Person detection and tracking from aerial videos
Date of Publication
Bachelor of Science in Computer Science
College of Computer Studies
Joel P. Ilao
Defense Panel Member
Roger Luis T. Uy
Macario G. Cordel,II
Ana Franchesca B. Laguna
In this study, a system that can detect and locate humans in video recordings collected by an unmanned aerial vehicle (UAV) was developed. Several machine vision algorithms were implemented. Lucas and Kanade optic flow computation and YUV color space conversion were used for feature point selection, and Mean-Shift clustering in feature space for image segmentation. Histogram of Oriented Gradients (HOG), Haar, and Speeded Up Robust Features (SURF) were used for feature extraction, while Support Vector Machines (SVM) and Adaptive Boosting (AdaBoost) were utilized for training and classification. Kalman filter was employed for tracking humans.
The Person Detection and Tracking from Aerial Videos (PDTrAV system was tested on videos taken under different weather conditions and was able to successfully detect and tract people in them.
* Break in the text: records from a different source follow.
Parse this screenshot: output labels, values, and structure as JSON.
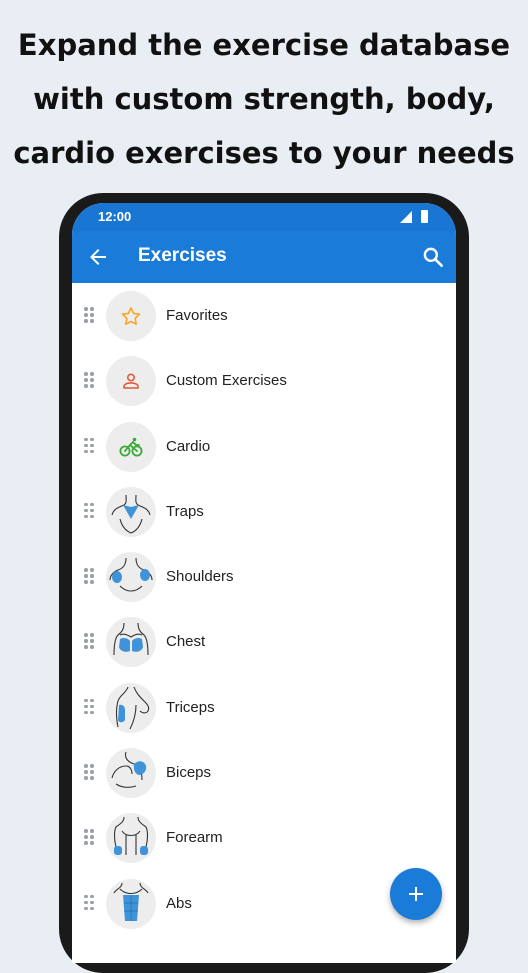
{
  "headline": {
    "line1": "Expand the exercise database",
    "line2": "with custom strength, body,",
    "line3": "cardio exercises to your needs"
  },
  "status": {
    "time": "12:00"
  },
  "appbar": {
    "title": "Exercises"
  },
  "items": [
    {
      "label": "Favorites",
      "icon": "star-icon"
    },
    {
      "label": "Custom Exercises",
      "icon": "person-icon"
    },
    {
      "label": "Cardio",
      "icon": "bicycle-icon"
    },
    {
      "label": "Traps",
      "icon": "traps-muscle-icon"
    },
    {
      "label": "Shoulders",
      "icon": "shoulders-muscle-icon"
    },
    {
      "label": "Chest",
      "icon": "chest-muscle-icon"
    },
    {
      "label": "Triceps",
      "icon": "triceps-muscle-icon"
    },
    {
      "label": "Biceps",
      "icon": "biceps-muscle-icon"
    },
    {
      "label": "Forearm",
      "icon": "forearm-muscle-icon"
    },
    {
      "label": "Abs",
      "icon": "abs-muscle-icon"
    }
  ],
  "colors": {
    "primary": "#1b7bd8",
    "star": "#f5a623",
    "custom": "#e05a3a",
    "cardio": "#3aaa35",
    "muscle": "#3f93d9"
  }
}
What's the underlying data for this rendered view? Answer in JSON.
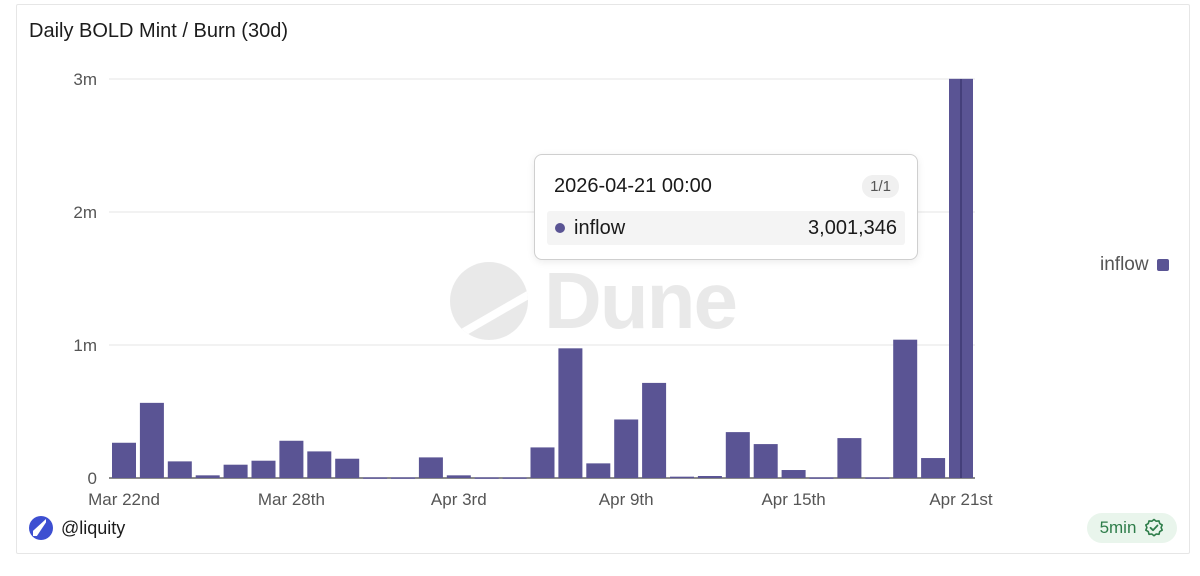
{
  "title": "Daily BOLD Mint / Burn (30d)",
  "legend": {
    "label": "inflow",
    "color": "#5a5494"
  },
  "tooltip": {
    "date": "2026-04-21 00:00",
    "page": "1/1",
    "series": "inflow",
    "value": "3,001,346"
  },
  "footer": {
    "user": "@liquity",
    "refresh": "5min"
  },
  "watermark": "Dune",
  "chart_data": {
    "type": "bar",
    "title": "Daily BOLD Mint / Burn (30d)",
    "xlabel": "",
    "ylabel": "",
    "ylim": [
      0,
      3000000
    ],
    "y_ticks": [
      0,
      1000000,
      2000000,
      3000000
    ],
    "y_tick_labels": [
      "0",
      "1m",
      "2m",
      "3m"
    ],
    "x_tick_labels": [
      {
        "label": "Mar 22nd",
        "index": 0
      },
      {
        "label": "Mar 28th",
        "index": 6
      },
      {
        "label": "Apr 3rd",
        "index": 12
      },
      {
        "label": "Apr 9th",
        "index": 18
      },
      {
        "label": "Apr 15th",
        "index": 24
      },
      {
        "label": "Apr 21st",
        "index": 30
      }
    ],
    "categories": [
      "Mar 22",
      "Mar 23",
      "Mar 24",
      "Mar 25",
      "Mar 26",
      "Mar 27",
      "Mar 28",
      "Mar 29",
      "Mar 30",
      "Mar 31",
      "Apr 1",
      "Apr 2",
      "Apr 3",
      "Apr 4",
      "Apr 5",
      "Apr 6",
      "Apr 7",
      "Apr 8",
      "Apr 9",
      "Apr 10",
      "Apr 11",
      "Apr 12",
      "Apr 13",
      "Apr 14",
      "Apr 15",
      "Apr 16",
      "Apr 17",
      "Apr 18",
      "Apr 19",
      "Apr 20",
      "Apr 21"
    ],
    "series": [
      {
        "name": "inflow",
        "color": "#5a5494",
        "values": [
          265000,
          565000,
          125000,
          20000,
          100000,
          130000,
          280000,
          200000,
          145000,
          5000,
          5000,
          155000,
          20000,
          5000,
          5000,
          230000,
          975000,
          110000,
          440000,
          715000,
          10000,
          15000,
          345000,
          255000,
          60000,
          5000,
          300000,
          5000,
          1040000,
          150000,
          3001346
        ]
      }
    ],
    "grid": true,
    "legend_position": "right"
  }
}
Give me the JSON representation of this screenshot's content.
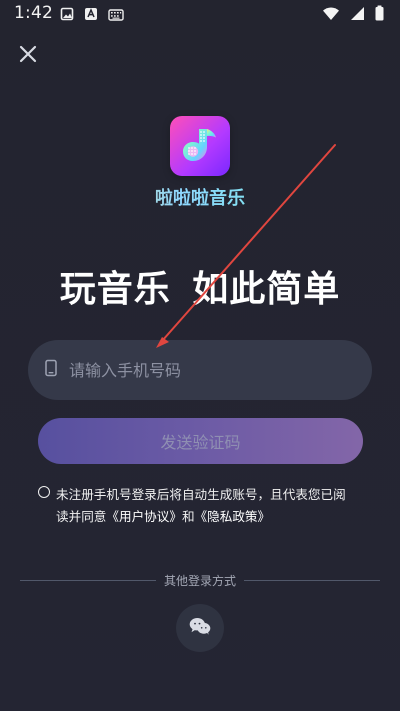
{
  "status_bar": {
    "time": "1:42",
    "left_icons": [
      "image-icon",
      "text-a-icon",
      "keyboard-icon"
    ],
    "right_icons": [
      "wifi-icon",
      "signal-icon",
      "battery-icon"
    ]
  },
  "top_bar": {
    "close_icon": "close-icon"
  },
  "app": {
    "name": "啦啦啦音乐",
    "slogan": "玩音乐 如此简单"
  },
  "phone_login": {
    "placeholder": "请输入手机号码",
    "send_code_label": "发送验证码"
  },
  "agreement": {
    "line1": "未注册手机号登录后将自动生成账号，且代表您已阅",
    "line2_prefix": "读并同意",
    "user_agreement": "《用户协议》",
    "connector": "和",
    "privacy_policy": "《隐私政策》"
  },
  "other_login": {
    "label": "其他登录方式",
    "wechat_icon": "wechat-icon"
  },
  "colors": {
    "background": "#23242f",
    "field_background": "#353949",
    "button_start": "#57509f",
    "button_end": "#8366a8",
    "annotation_arrow": "#e0463f"
  }
}
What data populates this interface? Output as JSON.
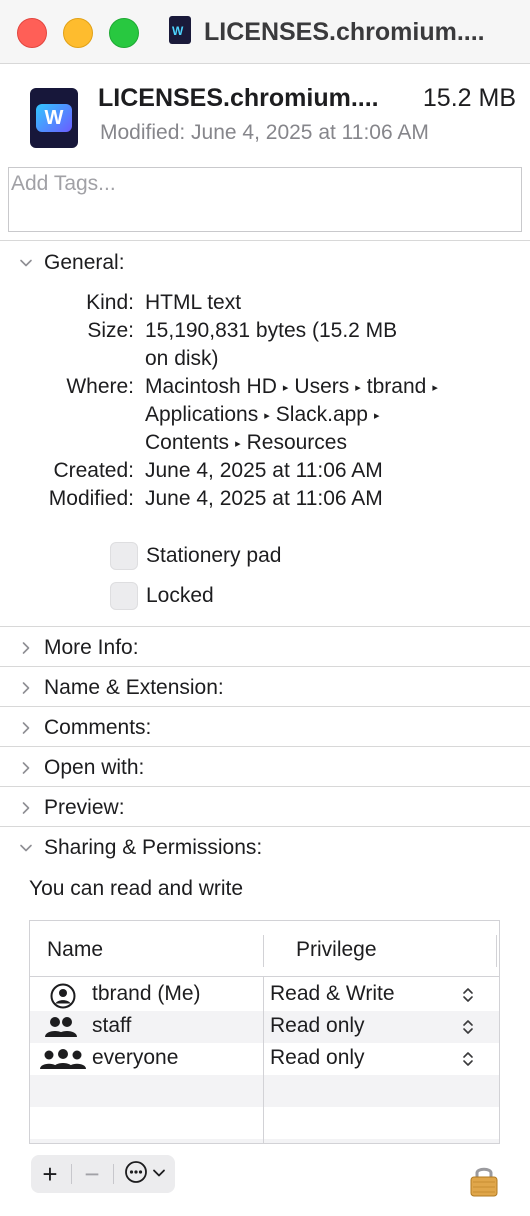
{
  "window": {
    "title": "LICENSES.chromium...."
  },
  "header": {
    "file_name": "LICENSES.chromium....",
    "file_size": "15.2 MB",
    "modified": "Modified: June 4, 2025 at 11:06 AM"
  },
  "tags": {
    "placeholder": "Add Tags..."
  },
  "general": {
    "heading": "General:",
    "kind_label": "Kind:",
    "kind_value": "HTML text",
    "size_label": "Size:",
    "size_value_line1": "15,190,831 bytes (15.2 MB",
    "size_value_line2": "on disk)",
    "where_label": "Where:",
    "where_path": [
      "Macintosh HD",
      "Users",
      "tbrand",
      "Applications",
      "Slack.app",
      "Contents",
      "Resources"
    ],
    "created_label": "Created:",
    "created_value": "June 4, 2025 at 11:06 AM",
    "modified_label": "Modified:",
    "modified_value": "June 4, 2025 at 11:06 AM",
    "stationery_label": "Stationery pad",
    "locked_label": "Locked"
  },
  "sections": {
    "more_info": "More Info:",
    "name_extension": "Name & Extension:",
    "comments": "Comments:",
    "open_with": "Open with:",
    "preview": "Preview:",
    "sharing": "Sharing & Permissions:"
  },
  "sharing": {
    "status": "You can read and write",
    "col_name": "Name",
    "col_privilege": "Privilege",
    "rows": [
      {
        "name": "tbrand (Me)",
        "privilege": "Read & Write",
        "icon": "user-circle-icon"
      },
      {
        "name": "staff",
        "privilege": "Read only",
        "icon": "group-icon"
      },
      {
        "name": "everyone",
        "privilege": "Read only",
        "icon": "everyone-icon"
      }
    ]
  },
  "toolbar": {
    "add": "+",
    "remove": "−"
  },
  "colors": {
    "red": "#ff5f57",
    "yellow": "#febc2e",
    "green": "#28c840",
    "lock": "#e0a64a"
  }
}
System tests, however, indicated more false positives and false negatives than true positives. A minimum threshold for the ratio of the blob area and its bounding box area was enforced in order to reduce the number of false positives, which were attributed to diagonal lines or edges that were detected as people. The use of Haar-like features attained the best recall at 32.3925% while the use of HOG features attained the best precision at 24.5945%
While improvements can be done to make the system suitable for any real world application, this study has proven that it is possible to detect humans from an aerial perspective using fewer and more cost effective resources. The system was able to detect humans in aerial videos taken using an ordinary digital camera.
Further improvements on the Mean-Shift clustering, Kalman filter, and the feature extraction methods are recommended for better performance of the system. For the Mean-Shift Algorithm, bandwidth estimators can be used since the system only used a constant bandwidth input. Since the Kalman filter used in the system can only estimate constant velocity and location of the blobs, adaptive Kalman filter can be used to have more accurate estimates when the velocity of the blobs or of the camera becomes time-varying. For HOG and Haar feature extraction, a larger and more unique dataset should be used to have more features to compare with. For SURF extraction, the size of the dataset set, the number of clusters in the visual codebook, the number of octaves and scale levels, and the threshold value should be varied in order to determine the most suitable values for a certain application.
Archives, The Learning Commons, 12F, Henry Sy Sr. Hall
1 v. (various foliations) : illustrations ; 28 cm.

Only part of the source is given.